The TPLO 3.5 mm small stature is placed on the medial surface of the tibia. The plate fits very proximally and just distal to the articular surface. In addition, the neck of the plate sits directly over the osteotomy cut. The screw size and pattern provides sufficient strength in the candidate canines tibia. The locking holes are appropriately angled so that the screws will not impinge into the joint or the osteotomy when the plate is applied with proper technique. The head of the plate is also designed to accommodate the placement of a positioning jig.
TPLO is used to treat complete and partial CrCL tears. Early treatment of partial CrCL tears by TPLO has been shown to protect the remaining fibers of the CrCL and reduce the chance of future osteoarthritis and meniscal injury. The osteotomy typically is healed within 8 weeks and return to function can begin progressively after evidence of x-ray healing. The long-term prognosis is excellent.
Case 1: English bulldog
(Case provided by Brian Beale, Houston, USA)
A 4-year-old, female, spayed, 33 kg English bulldog had a CrCL tear and a medial patellar luxation.

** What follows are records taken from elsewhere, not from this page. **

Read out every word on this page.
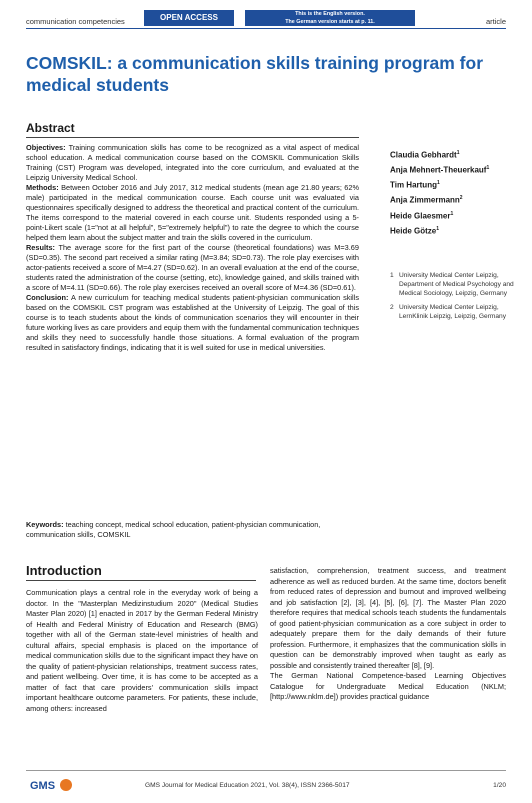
communication competencies	OPEN ACCESS	This is the English version.
The German version starts at p. 11.	article
COMSKIL: a communication skills training program for medical students
Abstract

Objectives: Training communication skills has come to be recognized as a vital aspect of medical school education. A medical communication course based on the COMSKIL Communication Skills Training (CST) Program was developed, integrated into the core curriculum, and evaluated at the Leipzig University Medical School.

Methods: Between October 2016 and July 2017, 312 medical students (mean age 21.80 years; 62% male) participated in the medical communication course. Each course unit was evaluated via questionnaires specifically designed to address the theoretical and practical content of the curriculum. The items correspond to the material covered in each course unit. Students responded using a 5-point-Likert scale (1="not at all helpful", 5="extremely helpful") to rate the degree to which the course helped them learn about the subject matter and train the skills covered in the curriculum.

Results: The average score for the first part of the course (theoretical foundations) was M=3.69 (SD=0.35). The second part received a similar rating (M=3.84; SD=0.73). The role play exercises with actor-patients received a score of M=4.27 (SD=0.62). In an overall evaluation at the end of the course, students rated the administration of the course (setting, etc), knowledge gained, and skills trained with a score of M=4.11 (SD=0.66). The role play exercises received an overall score of M=4.36 (SD=0.61).

Conclusion: A new curriculum for teaching medical students patient-physician communication skills based on the COMSKIL CST program was established at the University of Leipzig. The goal of this course is to teach students about the kinds of communication scenarios they will encounter in their future working lives as care providers and equip them with the fundamental communication techniques and skills they need to successfully handle those situations. A formal evaluation of the program resulted in satisfactory findings, indicating that it is well suited for use in medical universities.

Keywords: teaching concept, medical school education, patient-physician communication, communication skills, COMSKIL
Claudia Gebhardt$^1$
Anja Mehnert-Theuerkauf$^1$
Tim Hartung$^1$
Anja Zimmermann$^2$
Heide Glaesmer$^1$
Heide Götze$^1$
1 University Medical Center Leipzig, Department of Medical Psychology and Medical Sociology, Leipzig, Germany
2 University Medical Center Leipzig, LernKlinik Leipzig, Leipzig, Germany
Introduction

Communication plays a central role in the everyday work of being a doctor. In the "Masterplan Medizinstudium 2020" (Medical Studies Master Plan 2020) [1] enacted in 2017 by the German Federal Ministry of Health and Federal Ministry of Education and Research (BMG) together with all of the German state-level ministries of health and cultural affairs, special emphasis is placed on the importance of medical communication skills due to the significant impact they have on the quality of patient-physician relationships, treatment success rates, and patient wellbeing. Over time, it is has come to be accepted as a matter of fact that care providers' communication skills impact important healthcare outcome parameters. For patients, these include, among others: increased

satisfaction, comprehension, treatment success, and treatment adherence as well as reduced burden. At the same time, doctors benefit from reduced rates of depression and burnout and improved wellbeing and job satisfaction [2], [3], [4], [5], [6], [7]. The Master Plan 2020 therefore requires that medical schools teach students the fundamentals of good patient-physician communication as a core subject in order to adequately prepare them for the daily demands of their future profession. Furthermore, it emphasizes that the communication skills in question can be demonstrably improved when taught as early as possible and consistently trained thereafter [8], [9].

The German National Competence-based Learning Objectives Catalogue for Undergraduate Medical Education (NKLM; [http://www.nklm.de]) provides practical guidance

GMS	GMS Journal for Medical Education 2021, Vol. 38(4), ISSN 2366-5017	1/20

The small stature 3.5 mm TPLO plate was perfect for this dog due to the small profile of the bone and the need to use a heavier plate (3.5 vs a 2.7 mm). In the past, veterinary surgeons have been forced to either squeeze the standard TPLO 3.5 mm plate on the bone or use an undersized TPLO 2.7 mm plate. In this patient, the shorter and smaller profile head of the small stature TPLO 3.5 mm was perfect.
Case 2: Australian cattle dog
(Case provided by Brian Beale, Houston, USA)
An 8-year-old, female, spayed, 24 kg Australian cattle dog. This breed has short stocky legs and is very energetic and strong. The added strength of the 3.5 mm plate over the TPLO 2.7 mm plate was an advantage. The smaller head profile and shorter length of the TPLO 3.5 mm small stature plate allowed it to fit nicely on this patient.